Sunday, October 12, 2008

catch-up

How to Lose Friends & Alienate People (Robert Wiede, 2008) - B-



Worth seeing for a bunch of disconnected reasons: a) Simon Pegg's hilarious physicality; b) the occasional bit of deadpan weirdness that had me rolling ("there are seven rooms"); c) dead-on supporting turns by Danny Huston, Max Minghella, Gillian Anderson, Jeff Bridges... even Kirsten Dunst, allowed to let loose a bit in an R-rated context, is more than just her usual adorable self. But Pegg's transformation from obnoxious boor to lovable scamp is less than convincing, and the whole romantic plot is a bit uneasy. Very funny though.

Quarantine (John Erick Dowdle, 2008) - B-



Okay, so the whole virus-that-makes-people-bite-one-another thing is clearly played, and this doesn't have the political subtext or technical virtuosity of, say, 28 Weeks Later to make up for it. The first-person stunt is also rapidly approaching "played" status, and creates myriad logistical problems. All that said, Quarantine provides enough decent visceral thrills for me to recommend it to horror junkies. Goes to hell in the last act, which is more hysterical than scary and resorts to infuriating exposition-by-newspaper-clipping, but even that doesn't kill the thing.

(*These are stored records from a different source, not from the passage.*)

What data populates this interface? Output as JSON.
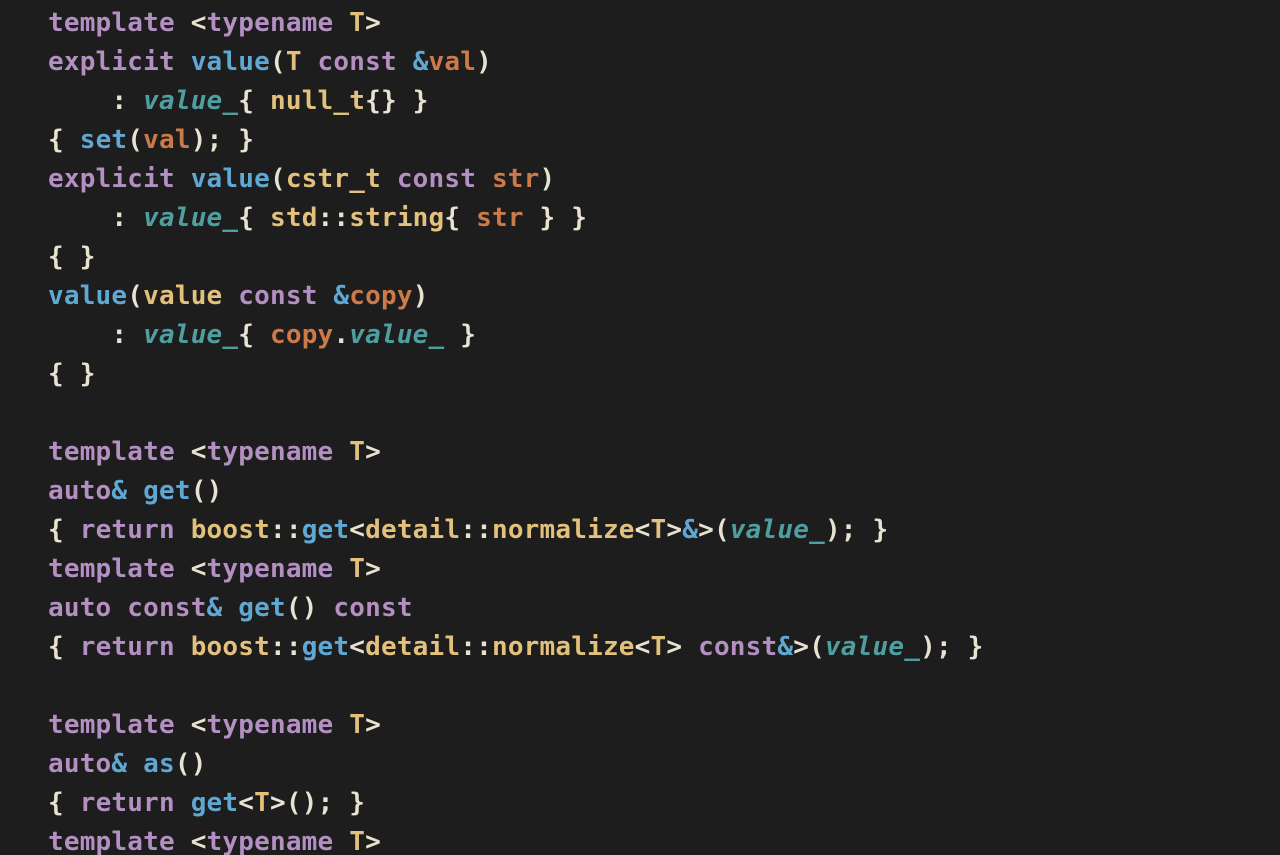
{
  "tokens": {
    "template": "template",
    "typename": "typename",
    "T": "T",
    "explicit": "explicit",
    "value": "value",
    "const": "const",
    "amp": "&",
    "val": "val",
    "value_": "value_",
    "null_t": "null_t",
    "set": "set",
    "cstr_t": "cstr_t",
    "str": "str",
    "std": "std",
    "string": "string",
    "copy": "copy",
    "auto": "auto",
    "get": "get",
    "return": "return",
    "boost": "boost",
    "detail": "detail",
    "normalize": "normalize",
    "as": "as",
    "lt": "<",
    "gt": ">",
    "lparen": "(",
    "rparen": ")",
    "lbrace": "{",
    "rbrace": "}",
    "colon": ":",
    "coloncolon": "::",
    "semi": ";",
    "dot": ".",
    "sp": " ",
    "indent": "    "
  }
}
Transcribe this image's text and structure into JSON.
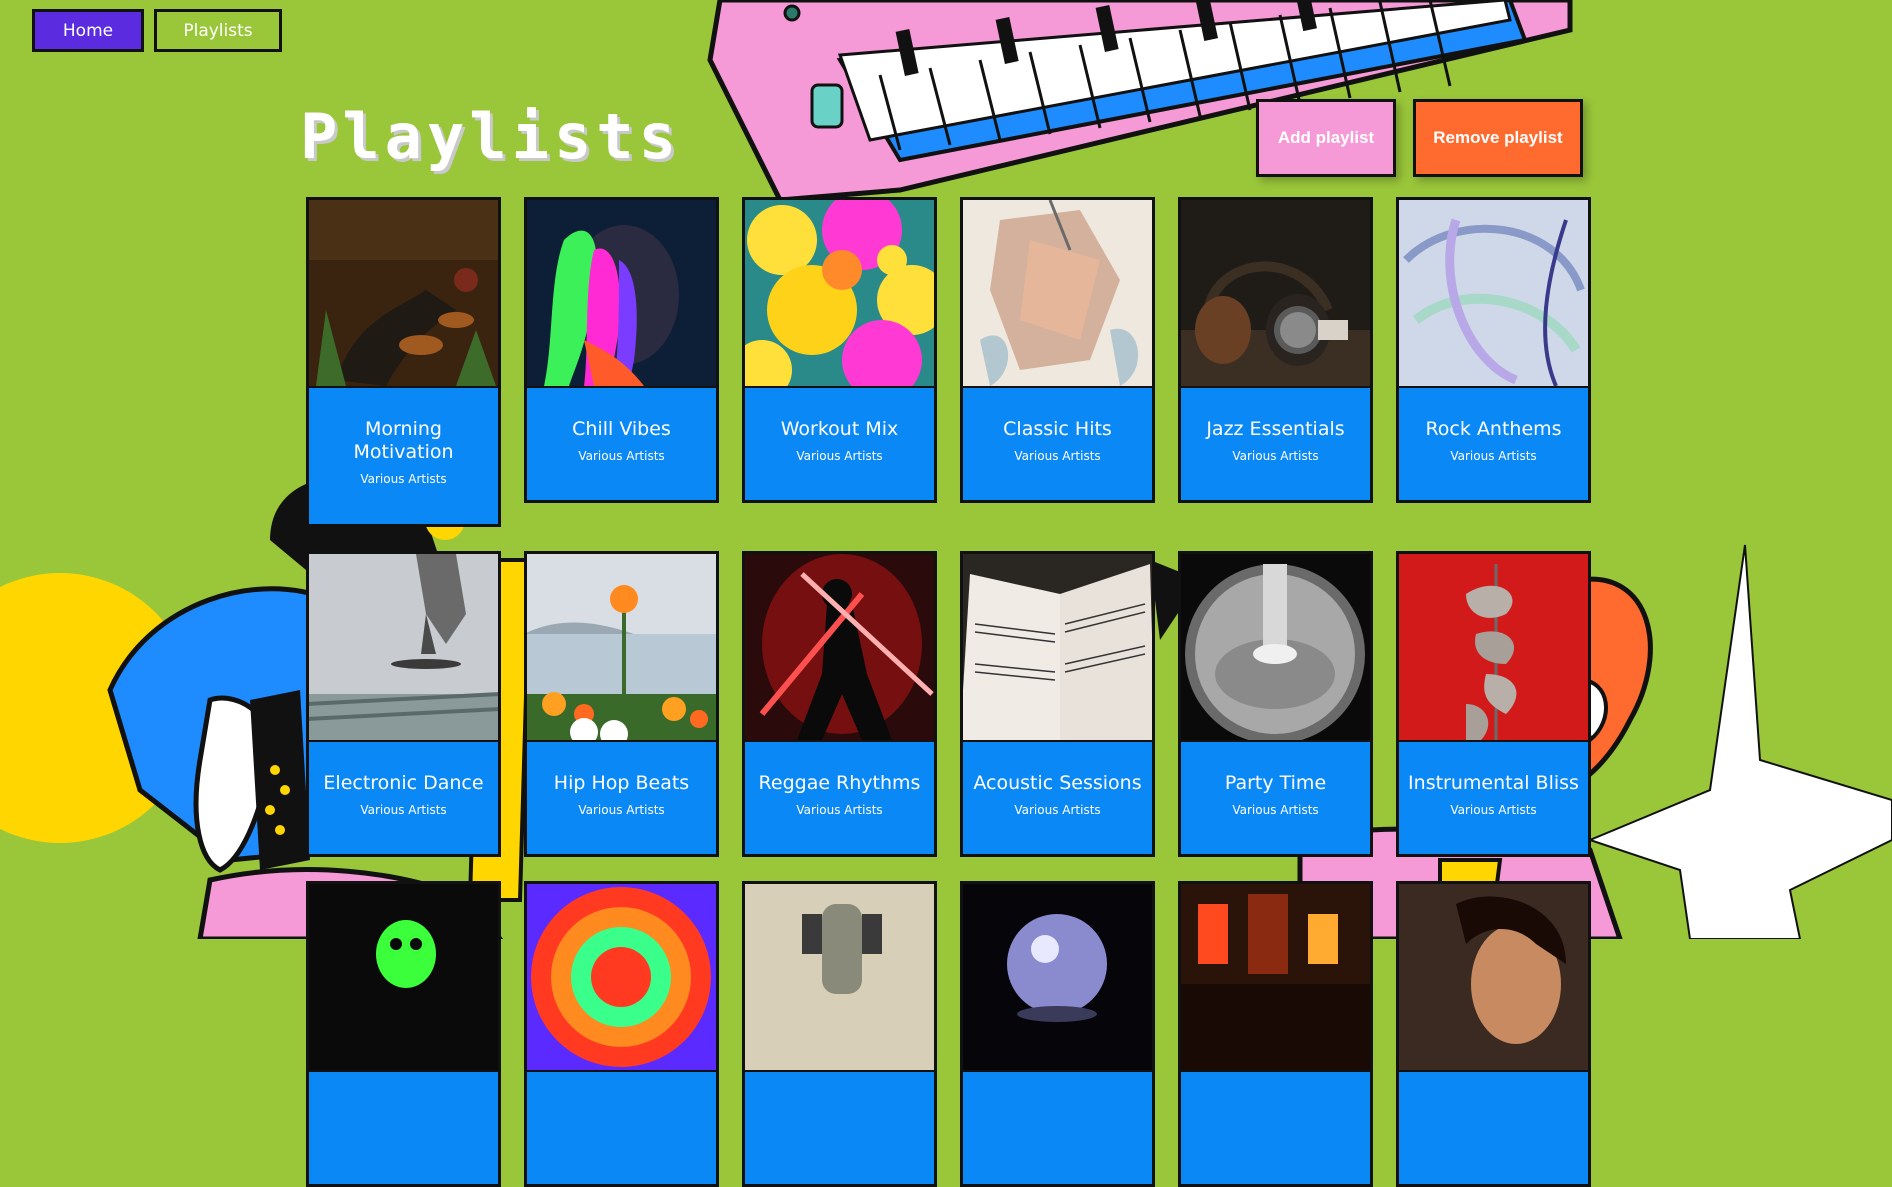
{
  "nav": {
    "home_label": "Home",
    "playlists_label": "Playlists"
  },
  "page": {
    "title": "Playlists",
    "add_label": "Add playlist",
    "remove_label": "Remove playlist"
  },
  "colors": {
    "background": "#9ac63a",
    "home_button": "#5b2be0",
    "card": "#0a88f5",
    "add_button": "#f59ad6",
    "remove_button": "#ff6a2e"
  },
  "playlists": [
    {
      "name": "Morning Motivation",
      "artist": "Various Artists",
      "cover": "plants-boots"
    },
    {
      "name": "Chill Vibes",
      "artist": "Various Artists",
      "cover": "neon-portrait"
    },
    {
      "name": "Workout Mix",
      "artist": "Various Artists",
      "cover": "yellow-pink-leaves"
    },
    {
      "name": "Classic Hits",
      "artist": "Various Artists",
      "cover": "abstract-glass"
    },
    {
      "name": "Jazz Essentials",
      "artist": "Various Artists",
      "cover": "headphones"
    },
    {
      "name": "Rock Anthems",
      "artist": "Various Artists",
      "cover": "glass-swirl"
    },
    {
      "name": "Electronic Dance",
      "artist": "Various Artists",
      "cover": "skateboarder"
    },
    {
      "name": "Hip Hop Beats",
      "artist": "Various Artists",
      "cover": "tulips-lake"
    },
    {
      "name": "Reggae Rhythms",
      "artist": "Various Artists",
      "cover": "red-lightsaber-dancer"
    },
    {
      "name": "Acoustic Sessions",
      "artist": "Various Artists",
      "cover": "sheet-music"
    },
    {
      "name": "Party Time",
      "artist": "Various Artists",
      "cover": "fisheye-lamp"
    },
    {
      "name": "Instrumental Bliss",
      "artist": "Various Artists",
      "cover": "red-sculpture"
    },
    {
      "name": "",
      "artist": "",
      "cover": "green-skull-dark"
    },
    {
      "name": "",
      "artist": "",
      "cover": "colorful-rings"
    },
    {
      "name": "",
      "artist": "",
      "cover": "vintage-microphone"
    },
    {
      "name": "",
      "artist": "",
      "cover": "glass-sphere"
    },
    {
      "name": "",
      "artist": "",
      "cover": "red-street"
    },
    {
      "name": "",
      "artist": "",
      "cover": "woman-portrait"
    }
  ]
}
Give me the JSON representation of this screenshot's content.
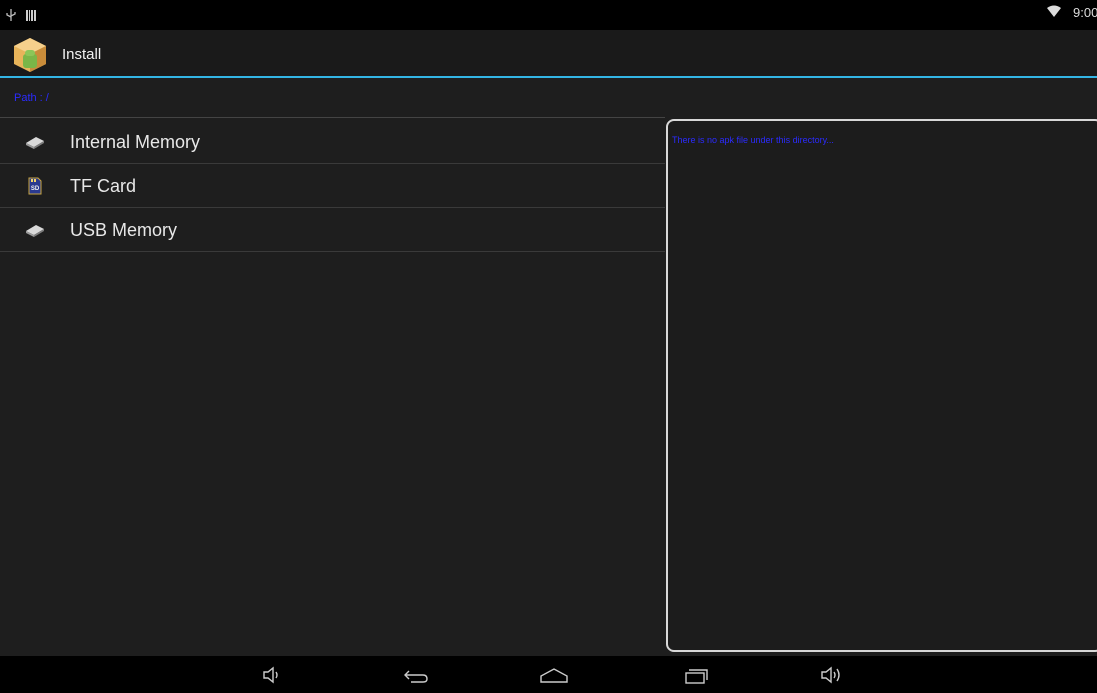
{
  "statusbar": {
    "left_icons": [
      "usb-icon",
      "barcode-icon"
    ],
    "time": "9:00",
    "wifi_icon": "wifi-icon"
  },
  "actionbar": {
    "title": "Install",
    "app_icon": "package-installer-icon",
    "accent_color": "#33b5e5"
  },
  "path": {
    "label": "Path : /",
    "color": "#2b2bff"
  },
  "storage": {
    "items": [
      {
        "label": "Internal Memory",
        "icon": "drive-icon"
      },
      {
        "label": "TF Card",
        "icon": "sd-card-icon"
      },
      {
        "label": "USB Memory",
        "icon": "drive-icon"
      }
    ]
  },
  "preview": {
    "message": "There is no apk file under this directory..."
  },
  "navbar": {
    "buttons": [
      "volume-down-icon",
      "back-icon",
      "home-icon",
      "recent-apps-icon",
      "volume-up-icon"
    ]
  }
}
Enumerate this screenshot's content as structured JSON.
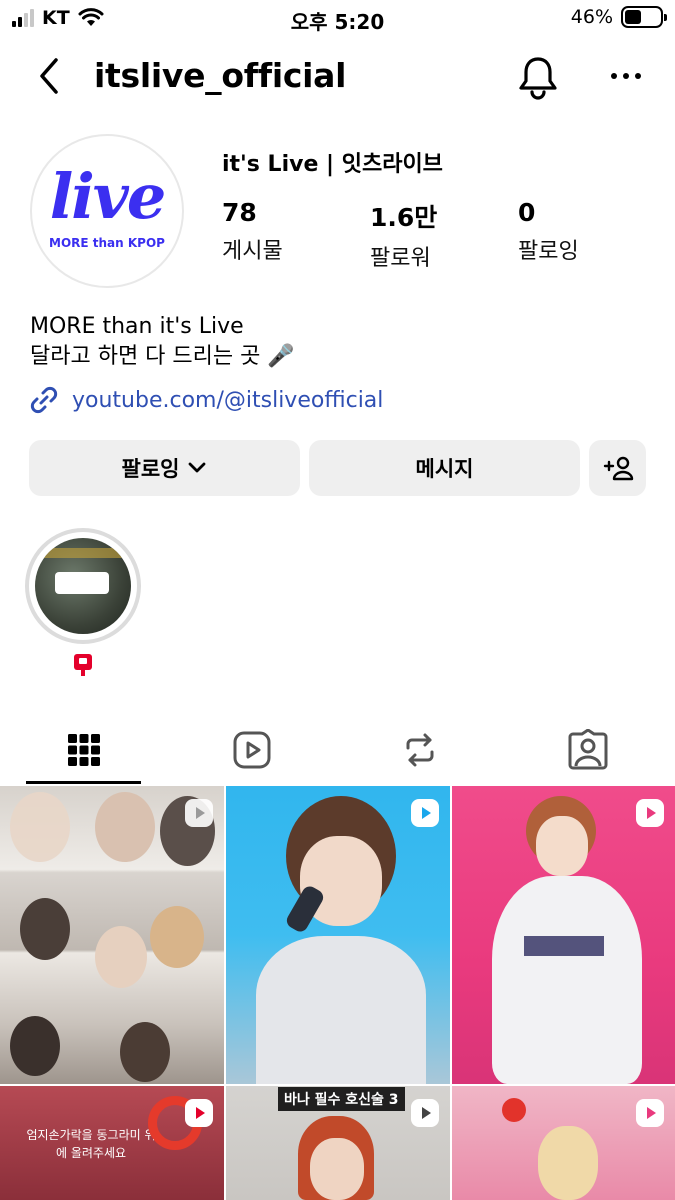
{
  "status_bar": {
    "carrier": "KT",
    "time": "오후 5:20",
    "battery": "46%",
    "battery_level": 0.46
  },
  "header": {
    "username": "itslive_official"
  },
  "profile": {
    "avatar_logo": "live",
    "avatar_tagline": "MORE than KPOP",
    "display_name": "it's Live | 잇츠라이브",
    "stats": [
      {
        "value": "78",
        "label": "게시물"
      },
      {
        "value": "1.6만",
        "label": "팔로워"
      },
      {
        "value": "0",
        "label": "팔로잉"
      }
    ],
    "bio_line1": "MORE than it's Live",
    "bio_line2": "달라고 하면 다 드리는 곳 🎤",
    "link": "youtube.com/@itsliveofficial"
  },
  "actions": {
    "follow_label": "팔로잉",
    "message_label": "메시지"
  },
  "tabs": [
    {
      "icon": "grid-icon"
    },
    {
      "icon": "reels-icon"
    },
    {
      "icon": "repost-icon"
    },
    {
      "icon": "tagged-icon"
    }
  ],
  "grid": {
    "cell_captions": {
      "row2_col2": "바나 필수 호신술 3",
      "row2_col1": "엄지손가락을 동그라미 위에 올려주세요"
    }
  },
  "colors": {
    "brand_blue": "#3b2ff0",
    "link_blue": "#2f4fb3",
    "button_bg": "#efefef",
    "reel_badge_red": "#e4002b"
  }
}
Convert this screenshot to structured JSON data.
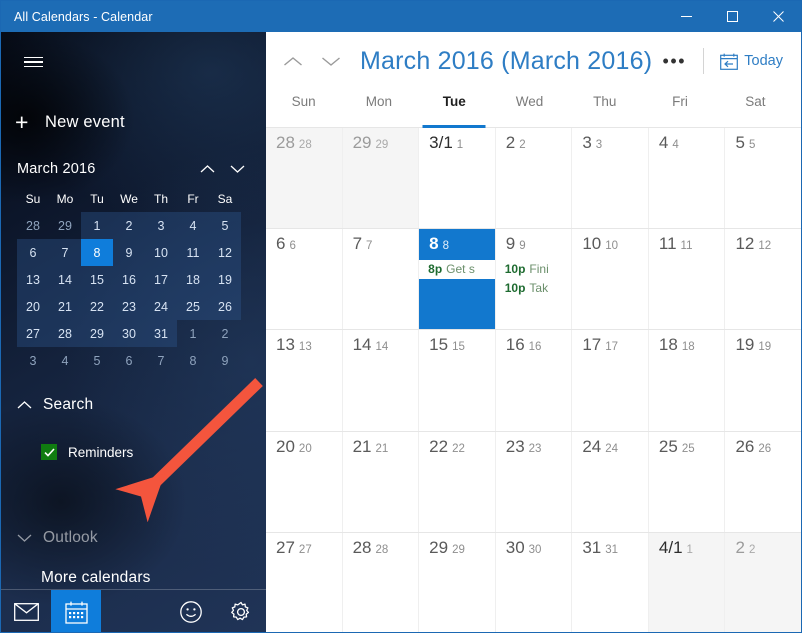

Eden Log (Franck Vestiel, 2008) - C



I like the story (i.e. what we get in the occasional bursts of exposition) and it's too bad that the movie constructed around it is so murky and boring. I've read the video game interpretation -- nearly-silent character wanders through levels dodging bad guys on his way to a big finale -- but it doesn't make the film any better, I'm afraid. Final shot verges on self-parody.